"Formation is not the privilege of a few, but a right and duty of all." (Christifideles Laici, 63).
One outfit that seems to be taking seriously the call of the Council and recent Popes to form the lay faithful is the Catherine of Siena Institute.
I came across the Institute via the blogosphere. In October, Sherry Wadell, co-director of the Institute, was visiting the DC area, and we met for dinner (while I was still with the Paulists). Since then, I've been in the process of understanding the Institute's mission, and am also training as a teacher for the Institute's "Called & Gifted" workshops.
The training was held this past weekend up in Chicago. (Well, actually, Bloomingdale). I just got back. A small group, but zealous and on fire. I'm even more excited about working with the Institute in the future.
I am more and more convinced that the Council's vision of the laity hasn't fully taken hold of the Church. The vision of well-formed lay faithful, who take seriously their co-responsibility for the mission of the Church in the world, and understand their own individual calls from God who sends them out to the world, still seems to be a distant ideal.
One particular direction the church has taken, especially in the US, has been to recognize only the involvement of the laity within the structures of the church. Please don't get me wrong: I am not knocking the rise of lay ecclesial ministry, nor do I suggest that lay professionals are mistaken in their callings, or unnecessary. I used to be a lay ecclesial minister myself. However, I do think that this development has eclipsed the sense of the lay apostolate, which is focused outwards, to the world.
Our views are still dominated by a kind of clericalism, that sees the ordained priesthood as the only legitimate calling in the Church, and everything is viewed in relation to the ministry of the ordained.
Several years ago, a student came into my office. He had had a very powerful religious experience. He was struggling to describe it to me. The faith had suddenly taken on a new level of reality for him, a cradle Catholic, who, until then, was more or less just going through the motions. He was also quite sure that he didn't want to be priest, but he wanted to get "more involved." We talked a bit about spiritual direction, and so on. As to involvement, "Well, you're too young to discern the Diaconate. What about the various liturgical ministries we have here?"
This incident stands out starkly for me. In my mind, if I came across an on-fire Catholic, someone who was hungering for mor, the only category that framed my thinking was "priesthood" or "religious life." And since he was quite clear that wasn't what he was thinking about (he was in a relationship at the time), my mind couldn't seem to go beyond "be a lector!"
Again, please don't get me wrong. Perhaps this fellow was called to the priesthood. Perhaps he wasn't. And of course we need more priests. I am not suggesting at all that the call of the laity is somehow opposed to that of the ordained. Nor am I suggesting that there is anything wrong with being a liturgical minister, or that this is somehow beneath someone's dignity.
My point is this: I could only think in terms of a vocation involving something within the church.

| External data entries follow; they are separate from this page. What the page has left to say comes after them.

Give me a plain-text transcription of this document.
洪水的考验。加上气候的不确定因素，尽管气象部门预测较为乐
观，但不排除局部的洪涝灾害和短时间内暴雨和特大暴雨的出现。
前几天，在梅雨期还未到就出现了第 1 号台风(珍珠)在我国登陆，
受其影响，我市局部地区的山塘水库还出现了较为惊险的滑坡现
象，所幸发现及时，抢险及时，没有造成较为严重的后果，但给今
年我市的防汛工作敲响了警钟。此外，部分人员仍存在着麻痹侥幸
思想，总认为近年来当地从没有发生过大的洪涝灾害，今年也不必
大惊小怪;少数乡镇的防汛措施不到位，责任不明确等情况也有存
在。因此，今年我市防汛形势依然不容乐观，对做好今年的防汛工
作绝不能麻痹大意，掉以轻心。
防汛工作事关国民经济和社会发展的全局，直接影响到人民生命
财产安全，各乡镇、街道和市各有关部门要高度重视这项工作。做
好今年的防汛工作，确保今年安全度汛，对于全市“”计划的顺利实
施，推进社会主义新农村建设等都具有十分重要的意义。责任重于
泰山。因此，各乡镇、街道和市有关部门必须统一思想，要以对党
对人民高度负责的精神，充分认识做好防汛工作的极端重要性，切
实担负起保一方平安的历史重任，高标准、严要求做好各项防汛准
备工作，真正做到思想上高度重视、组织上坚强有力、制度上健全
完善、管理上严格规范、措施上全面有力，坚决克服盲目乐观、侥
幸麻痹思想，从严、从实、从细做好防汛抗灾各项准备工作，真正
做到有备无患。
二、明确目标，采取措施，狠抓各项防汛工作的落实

While some are indeed called to serve the church this way, for the overwhelming bulk of the faithful, this is just not true! This is what the Council means by the "secular character" of the vocation of the laity. And in this area, at least in my experience and understanding so far, the laity get little or no help, training or formation.
A little while later, I stumbled upon Russell Shaw's book, "To Hunt, To Shoot, To Entertain: Clericalism and the Catholic Laity." It's a brilliantly written book, that first got me thinking about just how pervasive and insidious the clericalist mindset is, especially when it suggests that the only way for the laity to be truly Christian, or holy, is to get as close to being a cleric as they can. Shaw has developed his ideas in subsequent books (Ministry or Apostolate explores the distinction between the two areas of lay vocation, within and without the structures of the Church). And, in the Spring 2007 issue of the quarterly of the Fellowship of Catholic Scholars, there was a great piece by him, on the importance of all the baptized discerning their vocations. [Incidentally, it was this article that directly precipitated the formation of women's and men's discernment groups in the same campus ministry where I worked. And lest anyone think that somehow this might discourage priestly vocations, the experience of many suggests that when the discernment is a widespread phenomenon, more women and men seem to be able to discern a call to priesthood or religious life.]
"The fundamental objective of the formation of the lay faithful is an ever-clearer discovery of one's vocation and the ever-greater willingness to live it so as to fulfil one's mission." (Christifideles Laici, 58)
"The Called & Gifted" workshop is a tool designed to help ordinary Catholics discern their individual vocations. Discernment of God's call is the call of everyone. It focuses on the the discernment of charisms, graces of the Holy Spirit that are ordered towards building up the church, "to the good of men and to the needs of the world," (Catechism, #800) which are given to the faithful of all ranks (Catechism, #951, cf. Lumen Gentium, 12)
I look forward to future collaboration with the good folk at the Institute, as the Lord wills!